Differente è la questione relativa al soggetto che abbia meramente manifestato il proprio “apprezzamento” rispetto alle condotte diffamatorie.
In particolare, occorre interrogarsi se la mera apposizione di un “like” possa integrare o meno una condotta concorsuale nel delitto diffamazione.
Va, infatti, evidenziato come tale condotta sia sovente non tanto sintomatica di una piena condivisione del contenuto quanto piuttosto figlia di una mera prassi di apposizione acritica e leggera del “sostegno” ai post altrui.
Sicché, quantomeno sotto il profilo dell’elemento soggettivo, parrebbe assai difficoltoso l’accertamento del dolo di concorso del soggetto che si sia limitato ad apporre un “mi piace” sul contenuto lesivo dell’altrui onorabilità.
Sotto il profilo dell’elemento oggettivo, invece, pare opportuno osservare come la rilevanza di tale condotta ai fini dell’integrazione del concorso parrebbe mal conciliarsi con la natura di reato istantaneo del delitto di diffamazione.

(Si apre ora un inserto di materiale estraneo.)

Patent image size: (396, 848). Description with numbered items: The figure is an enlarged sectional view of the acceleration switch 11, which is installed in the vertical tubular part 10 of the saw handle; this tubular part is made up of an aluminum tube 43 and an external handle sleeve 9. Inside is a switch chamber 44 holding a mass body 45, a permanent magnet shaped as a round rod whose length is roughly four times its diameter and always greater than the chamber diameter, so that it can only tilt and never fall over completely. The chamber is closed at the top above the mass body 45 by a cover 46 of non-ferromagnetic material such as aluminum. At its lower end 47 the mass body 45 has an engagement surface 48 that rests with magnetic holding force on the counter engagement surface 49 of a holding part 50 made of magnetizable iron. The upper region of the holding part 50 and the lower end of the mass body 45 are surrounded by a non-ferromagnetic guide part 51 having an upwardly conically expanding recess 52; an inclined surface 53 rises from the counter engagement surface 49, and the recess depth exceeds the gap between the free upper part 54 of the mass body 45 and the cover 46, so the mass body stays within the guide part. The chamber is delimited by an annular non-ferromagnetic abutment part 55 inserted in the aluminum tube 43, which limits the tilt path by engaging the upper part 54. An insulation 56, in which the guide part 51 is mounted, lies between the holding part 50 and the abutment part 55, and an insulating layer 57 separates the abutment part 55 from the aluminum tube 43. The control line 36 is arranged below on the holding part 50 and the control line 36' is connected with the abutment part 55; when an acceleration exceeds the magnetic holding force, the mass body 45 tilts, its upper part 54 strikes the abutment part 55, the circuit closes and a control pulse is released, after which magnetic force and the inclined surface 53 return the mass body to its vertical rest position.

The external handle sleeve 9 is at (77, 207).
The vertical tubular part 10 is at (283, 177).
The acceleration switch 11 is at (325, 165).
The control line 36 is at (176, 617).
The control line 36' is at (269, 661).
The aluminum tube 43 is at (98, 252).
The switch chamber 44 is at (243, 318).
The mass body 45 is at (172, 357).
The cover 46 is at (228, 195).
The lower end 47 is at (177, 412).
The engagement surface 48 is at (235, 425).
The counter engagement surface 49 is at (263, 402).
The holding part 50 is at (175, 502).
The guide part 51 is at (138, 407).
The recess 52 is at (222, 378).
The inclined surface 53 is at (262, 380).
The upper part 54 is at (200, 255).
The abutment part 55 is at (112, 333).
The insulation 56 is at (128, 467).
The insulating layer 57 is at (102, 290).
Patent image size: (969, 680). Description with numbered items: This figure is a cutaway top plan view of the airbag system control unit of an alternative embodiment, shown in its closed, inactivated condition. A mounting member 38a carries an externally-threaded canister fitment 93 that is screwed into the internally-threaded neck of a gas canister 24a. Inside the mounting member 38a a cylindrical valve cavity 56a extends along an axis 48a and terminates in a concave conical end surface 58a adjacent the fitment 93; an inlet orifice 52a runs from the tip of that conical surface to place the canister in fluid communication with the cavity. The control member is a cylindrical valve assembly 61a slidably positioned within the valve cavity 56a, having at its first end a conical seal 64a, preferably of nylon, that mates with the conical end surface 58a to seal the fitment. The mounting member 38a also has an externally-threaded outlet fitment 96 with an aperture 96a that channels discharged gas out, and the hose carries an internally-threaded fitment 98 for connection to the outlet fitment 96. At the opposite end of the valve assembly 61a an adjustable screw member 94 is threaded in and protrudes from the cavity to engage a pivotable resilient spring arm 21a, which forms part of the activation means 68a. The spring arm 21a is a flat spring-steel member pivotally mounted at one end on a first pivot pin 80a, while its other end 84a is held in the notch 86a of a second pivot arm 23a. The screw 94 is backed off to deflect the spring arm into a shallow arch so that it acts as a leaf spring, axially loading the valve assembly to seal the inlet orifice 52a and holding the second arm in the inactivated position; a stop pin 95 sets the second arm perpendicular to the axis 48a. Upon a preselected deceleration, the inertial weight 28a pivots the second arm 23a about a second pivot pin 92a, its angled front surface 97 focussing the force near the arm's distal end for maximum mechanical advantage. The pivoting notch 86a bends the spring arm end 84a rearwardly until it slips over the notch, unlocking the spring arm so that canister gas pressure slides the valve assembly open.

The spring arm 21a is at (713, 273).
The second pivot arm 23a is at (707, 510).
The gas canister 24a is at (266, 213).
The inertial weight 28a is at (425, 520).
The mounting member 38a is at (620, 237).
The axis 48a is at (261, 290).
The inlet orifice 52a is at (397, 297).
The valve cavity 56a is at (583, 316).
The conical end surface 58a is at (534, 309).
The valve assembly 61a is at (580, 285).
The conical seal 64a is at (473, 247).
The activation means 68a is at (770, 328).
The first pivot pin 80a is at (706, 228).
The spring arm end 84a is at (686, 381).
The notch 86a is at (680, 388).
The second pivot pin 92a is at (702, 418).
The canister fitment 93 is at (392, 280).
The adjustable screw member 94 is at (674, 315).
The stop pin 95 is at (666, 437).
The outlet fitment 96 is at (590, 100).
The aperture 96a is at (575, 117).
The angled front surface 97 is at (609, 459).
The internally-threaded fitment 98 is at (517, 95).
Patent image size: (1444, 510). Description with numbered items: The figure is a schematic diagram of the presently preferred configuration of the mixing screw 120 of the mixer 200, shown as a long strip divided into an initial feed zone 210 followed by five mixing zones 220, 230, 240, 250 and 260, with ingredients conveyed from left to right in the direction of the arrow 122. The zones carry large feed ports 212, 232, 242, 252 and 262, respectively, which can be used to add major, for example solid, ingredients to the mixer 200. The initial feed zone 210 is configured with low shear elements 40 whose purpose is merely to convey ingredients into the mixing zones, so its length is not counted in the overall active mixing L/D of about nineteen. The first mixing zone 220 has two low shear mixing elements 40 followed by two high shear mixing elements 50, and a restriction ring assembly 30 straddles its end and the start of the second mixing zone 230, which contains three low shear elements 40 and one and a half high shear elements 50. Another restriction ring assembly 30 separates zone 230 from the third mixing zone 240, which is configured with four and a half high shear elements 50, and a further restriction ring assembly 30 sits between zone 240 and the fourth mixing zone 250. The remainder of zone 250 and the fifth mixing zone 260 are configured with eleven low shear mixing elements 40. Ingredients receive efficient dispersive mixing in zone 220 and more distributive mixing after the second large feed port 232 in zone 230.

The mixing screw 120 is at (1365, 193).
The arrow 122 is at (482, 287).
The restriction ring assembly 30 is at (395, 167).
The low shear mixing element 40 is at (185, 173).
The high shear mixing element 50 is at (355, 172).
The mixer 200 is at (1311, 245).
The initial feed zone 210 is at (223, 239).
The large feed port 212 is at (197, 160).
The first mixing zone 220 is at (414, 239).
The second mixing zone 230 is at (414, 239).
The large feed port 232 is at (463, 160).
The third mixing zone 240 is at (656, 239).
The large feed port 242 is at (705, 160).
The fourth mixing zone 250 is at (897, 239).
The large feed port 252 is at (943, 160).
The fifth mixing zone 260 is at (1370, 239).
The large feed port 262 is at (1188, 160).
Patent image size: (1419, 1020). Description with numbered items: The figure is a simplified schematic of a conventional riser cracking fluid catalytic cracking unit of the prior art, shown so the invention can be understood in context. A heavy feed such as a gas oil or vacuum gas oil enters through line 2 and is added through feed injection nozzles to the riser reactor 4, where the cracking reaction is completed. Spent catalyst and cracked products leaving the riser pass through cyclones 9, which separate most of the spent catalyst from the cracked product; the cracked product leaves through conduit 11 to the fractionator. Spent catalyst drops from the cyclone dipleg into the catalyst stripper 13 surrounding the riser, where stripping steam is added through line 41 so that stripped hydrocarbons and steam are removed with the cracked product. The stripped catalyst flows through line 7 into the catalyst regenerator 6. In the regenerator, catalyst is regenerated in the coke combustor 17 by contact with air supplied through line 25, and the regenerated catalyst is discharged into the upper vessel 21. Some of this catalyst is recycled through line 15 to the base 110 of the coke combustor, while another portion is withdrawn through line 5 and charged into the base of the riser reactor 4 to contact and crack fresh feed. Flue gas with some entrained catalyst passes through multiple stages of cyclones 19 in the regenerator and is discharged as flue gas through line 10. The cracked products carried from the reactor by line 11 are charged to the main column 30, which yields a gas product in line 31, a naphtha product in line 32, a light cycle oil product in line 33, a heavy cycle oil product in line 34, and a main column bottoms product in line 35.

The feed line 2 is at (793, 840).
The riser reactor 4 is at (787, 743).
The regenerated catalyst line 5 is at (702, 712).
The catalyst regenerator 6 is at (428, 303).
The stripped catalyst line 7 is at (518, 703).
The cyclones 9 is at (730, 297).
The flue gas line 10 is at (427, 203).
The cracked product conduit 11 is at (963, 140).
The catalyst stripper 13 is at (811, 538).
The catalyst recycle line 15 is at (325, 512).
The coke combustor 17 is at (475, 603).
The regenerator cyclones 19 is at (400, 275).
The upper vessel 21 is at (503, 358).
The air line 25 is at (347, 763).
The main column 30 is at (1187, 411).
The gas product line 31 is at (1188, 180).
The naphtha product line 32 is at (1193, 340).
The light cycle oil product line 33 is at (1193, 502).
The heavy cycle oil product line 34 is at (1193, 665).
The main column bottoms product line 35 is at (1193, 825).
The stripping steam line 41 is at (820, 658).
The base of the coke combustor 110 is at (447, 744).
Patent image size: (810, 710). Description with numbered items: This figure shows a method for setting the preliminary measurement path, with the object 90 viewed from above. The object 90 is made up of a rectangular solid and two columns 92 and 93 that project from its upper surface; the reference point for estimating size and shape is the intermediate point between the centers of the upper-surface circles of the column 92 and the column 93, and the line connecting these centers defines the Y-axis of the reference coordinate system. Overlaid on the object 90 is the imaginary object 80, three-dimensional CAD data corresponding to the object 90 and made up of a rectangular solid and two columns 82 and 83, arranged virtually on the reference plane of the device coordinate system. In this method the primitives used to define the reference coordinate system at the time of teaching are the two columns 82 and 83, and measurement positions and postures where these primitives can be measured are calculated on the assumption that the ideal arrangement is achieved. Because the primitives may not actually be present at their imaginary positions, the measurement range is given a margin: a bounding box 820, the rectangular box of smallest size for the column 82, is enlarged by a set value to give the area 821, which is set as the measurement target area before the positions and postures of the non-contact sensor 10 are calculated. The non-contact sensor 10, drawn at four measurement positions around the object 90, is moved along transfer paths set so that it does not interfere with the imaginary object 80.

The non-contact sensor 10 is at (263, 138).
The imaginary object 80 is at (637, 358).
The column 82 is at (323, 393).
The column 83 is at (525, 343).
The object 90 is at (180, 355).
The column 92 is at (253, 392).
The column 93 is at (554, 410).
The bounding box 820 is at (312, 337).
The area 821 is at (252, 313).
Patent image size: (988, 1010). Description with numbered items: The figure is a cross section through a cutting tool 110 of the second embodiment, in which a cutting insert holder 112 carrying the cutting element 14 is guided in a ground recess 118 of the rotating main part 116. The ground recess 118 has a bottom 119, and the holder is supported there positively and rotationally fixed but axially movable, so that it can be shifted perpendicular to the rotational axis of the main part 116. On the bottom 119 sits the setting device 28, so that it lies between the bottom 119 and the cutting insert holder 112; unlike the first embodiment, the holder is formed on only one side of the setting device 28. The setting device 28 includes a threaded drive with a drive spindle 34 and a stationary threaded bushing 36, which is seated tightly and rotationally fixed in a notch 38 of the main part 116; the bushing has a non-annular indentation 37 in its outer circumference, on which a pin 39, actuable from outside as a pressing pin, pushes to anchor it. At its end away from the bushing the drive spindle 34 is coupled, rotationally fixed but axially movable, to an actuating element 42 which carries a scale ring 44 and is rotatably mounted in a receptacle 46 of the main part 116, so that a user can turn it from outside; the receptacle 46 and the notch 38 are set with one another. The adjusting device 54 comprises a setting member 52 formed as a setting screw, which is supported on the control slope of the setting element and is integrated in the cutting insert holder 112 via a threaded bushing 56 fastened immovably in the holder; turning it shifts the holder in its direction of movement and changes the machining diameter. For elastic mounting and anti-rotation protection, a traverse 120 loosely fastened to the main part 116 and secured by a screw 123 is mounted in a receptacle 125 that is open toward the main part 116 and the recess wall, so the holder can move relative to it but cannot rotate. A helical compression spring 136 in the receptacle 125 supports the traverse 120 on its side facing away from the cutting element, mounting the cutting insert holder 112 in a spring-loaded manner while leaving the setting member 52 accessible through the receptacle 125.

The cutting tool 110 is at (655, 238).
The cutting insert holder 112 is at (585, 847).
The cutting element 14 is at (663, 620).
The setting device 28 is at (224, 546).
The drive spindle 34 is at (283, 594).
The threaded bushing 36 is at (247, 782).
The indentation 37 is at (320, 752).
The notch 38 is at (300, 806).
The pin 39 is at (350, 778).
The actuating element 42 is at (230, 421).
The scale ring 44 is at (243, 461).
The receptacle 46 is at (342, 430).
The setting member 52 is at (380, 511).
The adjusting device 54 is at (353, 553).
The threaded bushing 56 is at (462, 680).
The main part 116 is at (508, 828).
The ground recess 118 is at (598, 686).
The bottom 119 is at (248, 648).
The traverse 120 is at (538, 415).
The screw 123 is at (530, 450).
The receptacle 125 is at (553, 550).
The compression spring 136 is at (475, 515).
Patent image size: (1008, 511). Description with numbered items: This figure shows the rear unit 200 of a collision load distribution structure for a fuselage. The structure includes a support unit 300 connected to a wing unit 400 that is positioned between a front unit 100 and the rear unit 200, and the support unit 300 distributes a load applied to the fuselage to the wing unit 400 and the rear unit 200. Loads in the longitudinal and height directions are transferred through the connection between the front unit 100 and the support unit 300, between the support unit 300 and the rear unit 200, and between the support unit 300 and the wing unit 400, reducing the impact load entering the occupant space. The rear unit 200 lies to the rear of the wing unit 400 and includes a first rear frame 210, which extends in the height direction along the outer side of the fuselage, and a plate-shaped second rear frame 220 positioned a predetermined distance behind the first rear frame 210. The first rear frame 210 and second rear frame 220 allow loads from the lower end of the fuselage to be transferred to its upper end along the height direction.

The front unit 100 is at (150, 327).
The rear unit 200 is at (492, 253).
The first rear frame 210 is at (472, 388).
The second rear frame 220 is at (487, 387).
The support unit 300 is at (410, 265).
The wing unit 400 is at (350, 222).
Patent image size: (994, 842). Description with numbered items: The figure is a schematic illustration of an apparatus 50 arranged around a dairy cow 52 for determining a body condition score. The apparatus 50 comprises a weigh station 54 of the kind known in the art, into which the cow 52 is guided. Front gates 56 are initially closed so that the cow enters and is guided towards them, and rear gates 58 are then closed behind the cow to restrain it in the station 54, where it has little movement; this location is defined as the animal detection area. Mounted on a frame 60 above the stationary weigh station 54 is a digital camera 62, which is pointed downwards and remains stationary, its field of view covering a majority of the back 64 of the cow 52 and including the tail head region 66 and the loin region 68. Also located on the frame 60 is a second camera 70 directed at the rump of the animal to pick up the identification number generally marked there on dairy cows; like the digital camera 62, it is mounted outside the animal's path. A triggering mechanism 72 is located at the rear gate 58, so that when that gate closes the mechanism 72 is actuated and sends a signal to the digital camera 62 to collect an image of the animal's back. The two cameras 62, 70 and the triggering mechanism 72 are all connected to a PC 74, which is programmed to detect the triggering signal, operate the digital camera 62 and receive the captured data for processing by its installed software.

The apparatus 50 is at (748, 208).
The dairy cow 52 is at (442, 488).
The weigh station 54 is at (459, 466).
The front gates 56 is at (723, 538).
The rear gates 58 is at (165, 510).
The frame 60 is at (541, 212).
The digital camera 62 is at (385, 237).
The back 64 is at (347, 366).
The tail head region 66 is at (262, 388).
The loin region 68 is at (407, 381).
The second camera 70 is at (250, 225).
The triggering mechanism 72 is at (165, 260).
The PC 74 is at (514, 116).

Infatti, secondo la lettura fino ad oggi resa dalla giurisprudenza e dalla maggior dottrina, la lesione del bene giuridico dovrebbe ritenersi determinatasi nel momento in cui il contenuto viene diffuso e, dunque, la condotta del soggetto che a posteriori si limiti ad apporre un like senza condividere il contenuto dovrebbe ritenersi un mero post factum non determinante una nuova ed ulteriore lesione del bene giuridico già compromesso.
Differentemente opinando, per ritenere rilevante tale condotta ai fini di concorso dovrebbe accedersi alla tesi per ci essendo il bene giuridico dell’onorabilità, all’evidenza, “comprimibile” la lesione della reputazione altrui potrebbe ritenersi protratta nel tempo, sotto forma di reato permanente.
Sicché la condotta del soggetto che pur potendo non rimuova un articolo diffamatorio o che apponga il proprio like sullo stesso, determinandone una maggiore diffusione, cagionando una protrazione della lesione dell’onorabilità è del tutto assimilabile ad una adesione alla condotta delittuosa dell’autore a titolo di concorso.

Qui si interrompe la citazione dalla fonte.